The second year hit harder than the first.
Gone were the wide-eyed whispers of new students and the baby steps of chakra theory. Now the teachers yelled louder, the drills lasted longer, and the pressure to perform had changed from silent expectation to brutal consequence. It wasn't enough to try. In Sunagakure, you either adapted or cracked.
And Isan refused to crack.
It was difficult to reconcile the boy he once was with the one who now stood under the harsh desert sun. The starving, hollow-eyed orphan was gone.
The boy who once flinched at shadows was gone. In his place stood someone lean, wiry, and cut by hours beneath the desert sun. Every movement carried discipline, each glance the patience of one who had learned to wait until the right moment to strike.
His body had filled out significantly, lean and wiry from countless hours of grueling training; he was no longer weak and frail, but finely tuned and resilient. The manner in which he carried himself bespoke a quiet strength; it was not one of arrogance or overbearing confidence, but the calm, practiced quietude of one who had mastered the precious lessons of patience, of watching, and of the art of acting only when the moment absolutely required it.

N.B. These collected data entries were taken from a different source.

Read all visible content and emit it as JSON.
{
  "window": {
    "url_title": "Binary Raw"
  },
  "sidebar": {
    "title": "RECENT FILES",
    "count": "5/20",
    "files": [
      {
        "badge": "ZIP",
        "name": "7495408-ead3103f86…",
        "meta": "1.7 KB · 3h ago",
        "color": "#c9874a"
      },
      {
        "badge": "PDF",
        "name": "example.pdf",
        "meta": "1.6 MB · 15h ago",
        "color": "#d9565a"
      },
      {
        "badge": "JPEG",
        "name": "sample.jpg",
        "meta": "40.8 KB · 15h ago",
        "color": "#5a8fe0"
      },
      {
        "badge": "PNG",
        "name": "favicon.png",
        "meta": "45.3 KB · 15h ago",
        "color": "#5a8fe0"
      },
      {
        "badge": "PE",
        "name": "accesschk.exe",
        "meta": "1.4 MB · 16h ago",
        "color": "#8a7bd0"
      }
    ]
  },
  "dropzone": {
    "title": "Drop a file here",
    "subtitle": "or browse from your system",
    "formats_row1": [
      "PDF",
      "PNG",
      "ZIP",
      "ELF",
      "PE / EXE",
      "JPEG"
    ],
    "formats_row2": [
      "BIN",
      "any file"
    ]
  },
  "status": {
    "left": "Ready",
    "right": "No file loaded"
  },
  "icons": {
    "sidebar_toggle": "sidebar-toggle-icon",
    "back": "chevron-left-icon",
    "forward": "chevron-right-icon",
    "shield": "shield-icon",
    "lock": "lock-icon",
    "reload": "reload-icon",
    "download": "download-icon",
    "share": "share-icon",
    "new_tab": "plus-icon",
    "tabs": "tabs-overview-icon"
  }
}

Still, his body hurt. Every day. Knees sore from deep stances taken in searing heat. At night, he would sometimes fall onto his cot, muscles spasming, and mind reliving his mistakes, frame by frame.
Temari still crushed him.
Their sparring sessions became a common and much-awaited feature in the courtyard of the school, attracting the interest of passersby. She showed incredible speed in these sessions, displaying a high degree of fluidity and a sophistication in her movements that spoke volumes about her exceptional nature.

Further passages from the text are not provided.